# Queen Rearing - U of Minn



## Sundance

There are still seats available for the U of Minn
Queen Rearing class. Taught by *Prof. Marla Spivak.*

*July 10th to July 12th - Cost $150*

Hope to see some of you there!!!:gh:

U of M Queen Rearing


----------



## Sundance

Bump.......... Don't miss out, this class always sells
out pretty early.


----------



## Michael Bush

>Don't miss out, this class always sells
out pretty early. 

Because it's a really good class...


----------



## JoeMcc

I would love to attend but the air, hotel, and car are spendy. I may get signed up and cancel if the prices dont come down. Anyone that is signed up... pipe in and let us know.

JoeMcc


----------



## JoeMcc

Well I registered....

Hopefully prices drop a little before then. My wife would like to go to and just spend a weekend relaxing...lol

JoeMcc


----------



## Sundance

Man Joe........... that is one heck of nice drive 
though........ But time consuming.


----------



## JoeMcc

Sundance said:


> Man Joe........... that is one heck of nice drive
> though........ But time consuming.


We will be flying...that is for sure. Unless we have a family vacation for a couple weeks with a final stop in MN. That might be fun.



Joe


----------



## Jesse

Hi Joe

I'm registerd for the class - hopefully we'll see you there.


----------



## JoeMcc

Jesse said:


> Hi Joe
> 
> I'm registerd for the class - hopefully we'll see you there.


I tell ya.... it would be a lot cheaper for me to attend the UC Davis course by Susan Cobey but I missed out again. That class fills up pretty fast. The one big advantage that I see with Marla's class is we will be talking about Northern queen rearing too. 

JoeMcc


----------



## Sundance

Bump..............................


----------



## Adrian Quiney WI

Hi, I was at the MN hobbyist beekeepers meeting last night at the U. of M. and they told us the course was full. Adrian.


----------



## JoeMcc

Looks like I will have to back out of the class... it's just too expensive to fly there. 

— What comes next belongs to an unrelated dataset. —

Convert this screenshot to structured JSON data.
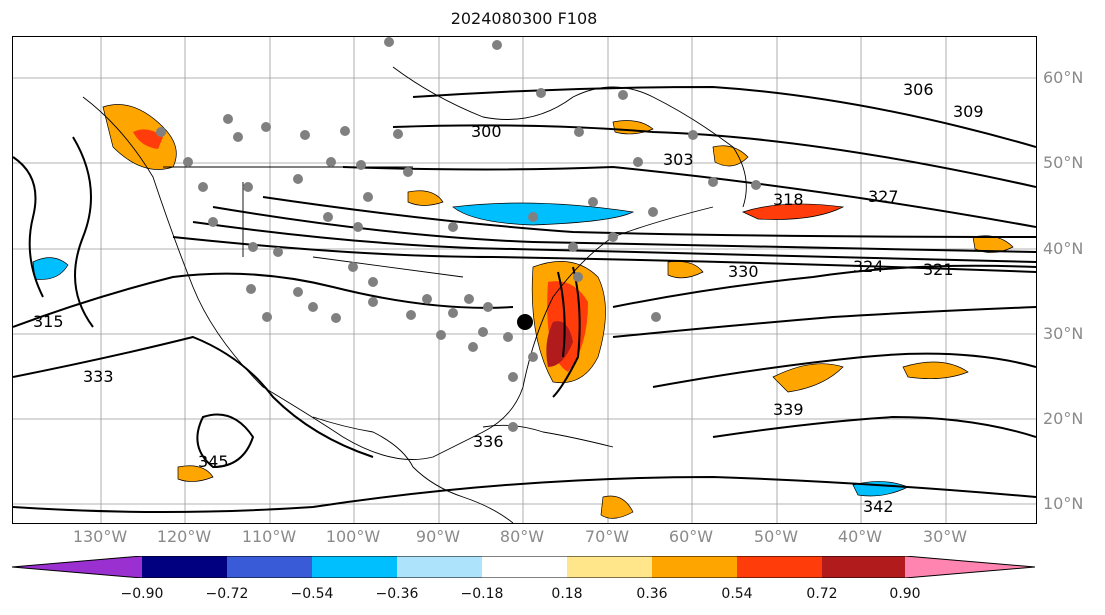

Anyone have extra flyer miles? I could use a plane ticket to MN.



Joe


----------



## Sundance

Adrian........... as of yesterday the web site was still taking
registration.


----------



## Adrian Quiney WI

Sundance, strange :scratch:? I was at the meeting Tuesday night and heard Gary Reuter say it was closed and that there was a waiting list for it. If people want to check they could email him directly, he's listed on the U. of M's Bee Lab website. Adrian.


----------



## Sundance

Well if Gary says it's closed, then likely it is. Folks should
check first. I am sure it wouldn't be the first time a web
site lagged behind reality.......


----------